Tacite, Histoires, III, 34 :"Ainsi finirent les destins de Crémone, après une durée de deux cent quatre-vingt-six ans. Elle avait été fondée sous les consuls Tib. Sempronius et P. Scipion, au moment où l'invasion d'Annibal menaçait l'Italie. C'était un boulevard qu'on opposait aux Gaulois transpadans et aux irruptions qui pourraient se faire à travers les Alpes. Grâce au nombre d'habitants qu'on y établit, aux rivières ouvertes à son commerce, à la fertilité de ses champs, aux familles venues du dehors et aux mariages entre les colons et leurs voisins, la ville s'accrut et prospéra, épargnée par les armes étrangères, malheureuse dans les guerres civiles."
Tite Live, Histoire romaine (Periochae), XX :"Le censeur Caius Flaminius établit la voie Flaminia et construit le cirque Flaminius. - On conduit des colonies, dans le territoire pris aux Gaulois, à Plaisance et à Crémone."
Tite-Live, Histoire romaine, XXI, 25 :"Ces magistrats étaient Caius Lutatius, Caius Servilius et Marcus Annius. Point de doute pour le nom de Lutatius ; mais, au lieu de Servilius et d' Annius, quelques chroniques portent Manius Acilius et Caius Hérennius ; d'autres, Publius Cornélius Asina et Caius Papirius Maso."

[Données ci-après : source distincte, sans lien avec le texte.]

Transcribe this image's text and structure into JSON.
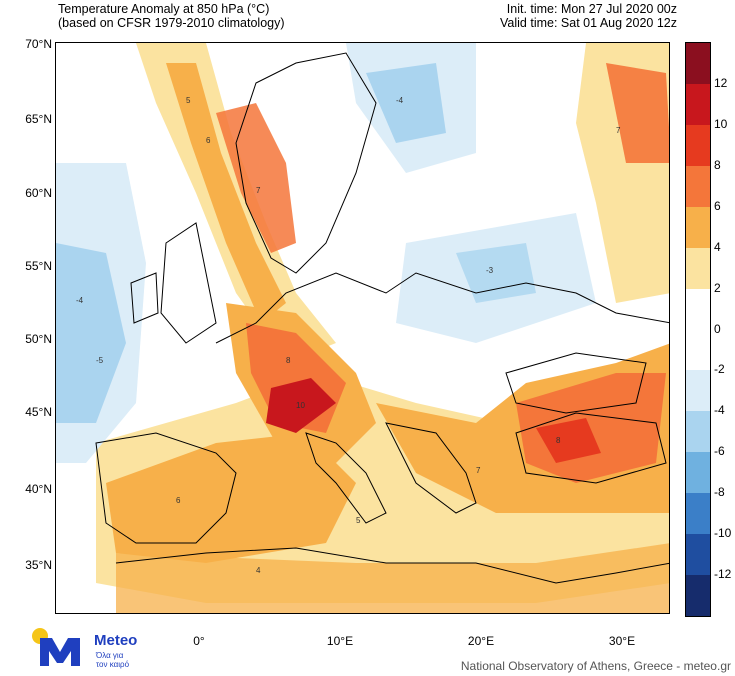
{
  "header": {
    "title_line1": "Temperature Anomaly at 850 hPa (°C)",
    "title_line2": "(based on CFSR 1979-2010 climatology)",
    "init_time": "Init. time: Mon 27 Jul 2020 00z",
    "valid_time": "Valid time: Sat 01 Aug 2020 12z"
  },
  "lat_labels": [
    "70°N",
    "65°N",
    "60°N",
    "55°N",
    "50°N",
    "45°N",
    "40°N",
    "35°N"
  ],
  "lon_labels": [
    "0°",
    "10°E",
    "20°E",
    "30°E"
  ],
  "colorbar": {
    "colors": [
      "#8b0f1f",
      "#c8171d",
      "#e63a1f",
      "#f4763a",
      "#f7b04a",
      "#fbe3a0",
      "#ffffff",
      "#ffffff",
      "#dcedf8",
      "#aad4ef",
      "#6fb1e0",
      "#3b7fc8",
      "#1f4ea0",
      "#162c6c"
    ],
    "labels": [
      "12",
      "10",
      "8",
      "6",
      "4",
      "2",
      "0",
      "-2",
      "-4",
      "-6",
      "-8",
      "-10",
      "-12"
    ]
  },
  "logo": {
    "name": "Meteo",
    "tagline_line1": "Όλα για",
    "tagline_line2": "τον καιρό",
    "brand_color": "#1f3fbf",
    "sun_color": "#f5c518"
  },
  "footer": "National Observatory of Athens, Greece - meteo.gr"
}
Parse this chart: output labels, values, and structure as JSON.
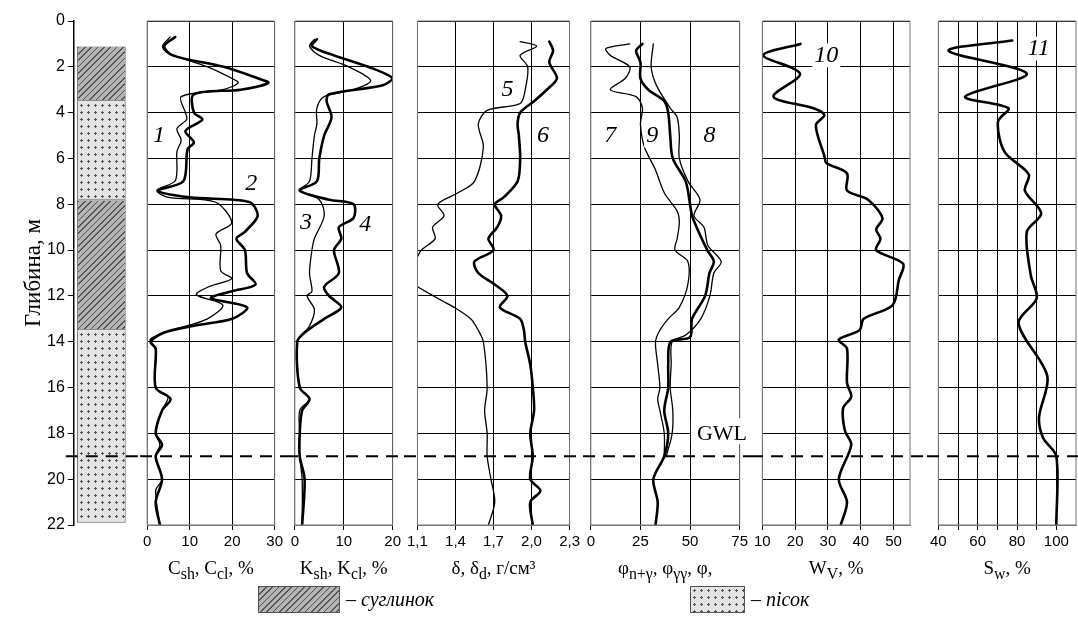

Velleius Paterculus, Histoireromaine, I, 14 :"Vingt-deux ans plus tard on fonda Aefulum et Alsium et deux ans après Frégelles. L'année suivante, sous le consulat de Torquatus et de Sempronius, on établit une colonie à Brundisium et trois ans après à Spolète, l'année où furent institués les jeux floraux. Deux ans après, on conduisit une colonie à Valence et à l'arrivée d'Annibal en Italie, à Crémone et à Plaisance."